Из села вышли на охотничьих лыжах, подбитых мехом. Лыжи эти ходкие, назад не скользят, мех им не дает, волос дыбом сразу становится, держит, двигаться же вперед на лыжах здорово – идут, будто маслом смазанные.
Серега прихватил с собою длинную сучковатую палку, в которую вбил загнутый крючком гвоздь – сам это приспособление придумал: палкой можно было зацепить телеграфный провод и, повиснув на нем, оборвать. На всякий случай в карман положил сапожный нож-тупик – есть такие, этими ножами когда сапоги тачают, воск на рант наносят, заделывают концы-лохмотья, чтобы нитку не порезать, – нож для «тупой работы», словом. Еще взял плотницкие клещи. Если понадобится, Серега на столб заберется, тупиком провода малость надпилит, потом клещами надпил перекусит. Винтовка, не мешая движению, тяжело и удобно лежала на спине.
Сомов – человек молчаливый. Если говорит, то только по делу, обычного трепа, когда и посмеяться можно, и подковырнуть, и разыграть кого-нибудь, и побасенку рассказать, не признает. Сколько по дороге Серега ни подъезжал к нему с разговором, чтобы скоротать время, сельсоветчик никак на это не реагировал – шел на лыжах молча, весь в себе, щуря хмурые глаза, прикрываясь воротником шинельки от ветра. Холодная, дырявая штука – его шинелька, крепкие сибирские трескотуны не выдюжит, окостенеет в ней мужик запросто. Серега покачал головой, будто взрослый, понимающий толк в хозяйстве человек: эвон какой беспечный этот «кашлюн» Сомов, потом понял, что нет у Сомова никакой другой одежды, и непонятная, совсем немальчишечья жалость охватила Серегу.

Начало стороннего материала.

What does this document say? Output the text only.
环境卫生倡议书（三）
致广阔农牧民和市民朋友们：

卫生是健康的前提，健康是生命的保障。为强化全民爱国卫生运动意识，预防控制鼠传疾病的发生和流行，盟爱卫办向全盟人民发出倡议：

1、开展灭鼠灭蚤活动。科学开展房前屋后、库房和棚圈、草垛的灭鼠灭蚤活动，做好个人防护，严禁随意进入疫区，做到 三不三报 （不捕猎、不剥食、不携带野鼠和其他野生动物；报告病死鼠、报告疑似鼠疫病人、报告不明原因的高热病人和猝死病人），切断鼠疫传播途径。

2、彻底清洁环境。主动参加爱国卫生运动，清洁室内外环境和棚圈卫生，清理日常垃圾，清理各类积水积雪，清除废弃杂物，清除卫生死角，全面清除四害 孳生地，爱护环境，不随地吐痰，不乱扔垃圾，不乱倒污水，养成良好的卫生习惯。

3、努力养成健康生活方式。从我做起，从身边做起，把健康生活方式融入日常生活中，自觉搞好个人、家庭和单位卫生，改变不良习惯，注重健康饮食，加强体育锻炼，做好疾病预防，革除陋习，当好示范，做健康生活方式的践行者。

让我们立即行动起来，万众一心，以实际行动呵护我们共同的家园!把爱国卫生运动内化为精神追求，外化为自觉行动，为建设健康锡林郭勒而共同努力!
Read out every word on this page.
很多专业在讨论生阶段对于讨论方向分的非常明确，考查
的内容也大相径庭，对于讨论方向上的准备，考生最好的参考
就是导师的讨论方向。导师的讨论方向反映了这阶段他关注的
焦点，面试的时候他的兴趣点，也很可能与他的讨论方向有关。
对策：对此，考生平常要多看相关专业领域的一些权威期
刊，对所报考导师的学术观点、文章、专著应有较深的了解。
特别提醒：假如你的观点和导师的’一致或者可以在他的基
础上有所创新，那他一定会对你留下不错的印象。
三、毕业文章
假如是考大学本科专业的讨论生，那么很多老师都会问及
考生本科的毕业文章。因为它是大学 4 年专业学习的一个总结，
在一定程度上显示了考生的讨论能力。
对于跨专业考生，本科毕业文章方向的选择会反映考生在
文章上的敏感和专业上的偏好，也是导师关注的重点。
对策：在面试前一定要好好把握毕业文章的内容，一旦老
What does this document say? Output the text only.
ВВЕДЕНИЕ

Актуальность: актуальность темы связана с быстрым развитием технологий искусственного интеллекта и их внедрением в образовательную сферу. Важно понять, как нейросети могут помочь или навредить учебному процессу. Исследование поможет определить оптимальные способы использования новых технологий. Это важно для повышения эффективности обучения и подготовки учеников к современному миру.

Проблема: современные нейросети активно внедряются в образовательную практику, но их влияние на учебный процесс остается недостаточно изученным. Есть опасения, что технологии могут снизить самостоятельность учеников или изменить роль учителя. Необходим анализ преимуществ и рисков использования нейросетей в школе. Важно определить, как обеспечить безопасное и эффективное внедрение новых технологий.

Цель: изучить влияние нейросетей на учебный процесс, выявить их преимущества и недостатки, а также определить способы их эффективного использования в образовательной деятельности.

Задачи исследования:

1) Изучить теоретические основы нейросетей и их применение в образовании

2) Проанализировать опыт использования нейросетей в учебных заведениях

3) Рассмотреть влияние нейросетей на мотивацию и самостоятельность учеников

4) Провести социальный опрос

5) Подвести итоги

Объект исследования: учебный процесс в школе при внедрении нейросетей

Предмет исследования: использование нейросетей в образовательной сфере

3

Он ловил глазами подпалины на шинели, останавливал взгляд на острых, двумя краюшками венчающих спину лопатках, видел, какие худые и слабые ноги у секретаря сельсовета – ему только в санях ездить, а не на лыжах ходить, подумал: когда они вернутся в село, надо будет взять у матери меховушку-безрукавку, пусть Сомов наденет ее под шинель, попусту от мороза не страдает.
С севера тянул ветер – поначалу, когда вышли из села, несильный, а сейчас покрепче. И вот какое дело: снеговая крупа не волочилась по земле, придавленная морозом, как это, собственно, и бывает, а приподнималась до колен и неслась вдоль лыжни, толкала в спину, холодила затылок. Раз снеговая крупа приподнимается над землей, волочится, уносясь неведомо куда, а мороз не отпускает, значит, затевается пурга. Судя по всему, будет пурга короткой, но злой, заметет все стежки-дорожки, продвижение кулаков задержит – это хор-рошо, а с другой стороны, плохо – отряд свяжет по рукам-ногам, скует.
До телеграфной линии шли недолго – помогал попутный ветер. Столбы стояли неровно – почва тут гнилая, зимой сильно промерзает, летом в хлябь превращается, столбы ведет из стороны в сторону, будто подвыпивших сельских гуляк. В одном месте провод был натянут ровно, туго, в другом провисал – это где как стояли столбы, в какую сторону их капризная гнилая почва крутила. Удобнее всего было рвать на провисе.
Зацепив провод крючком, Серега подпрыгнул, крепко держась одной рукой за палку, потянул его вниз, но он оказался прочным, спружинил и чуть было не уволок парня за собой. Сомов помог, обхватил Серегу худыми своими руками, не дал унестись за проводом. В конце концов проволока звонко щелкнула, обрывки ее вскинулись вверх, свиваясь в кольца.
Поскольку проводов было два, то таким же способом они совладали и со вторым, затем прошли метров четыреста вдоль линии и оборвали металлическую нить еще в шести местах.
– Жалко, – по-мужицки бывало вздохнул Серега. – Потом ведь чинить придется. Еще будем рвать или хватит?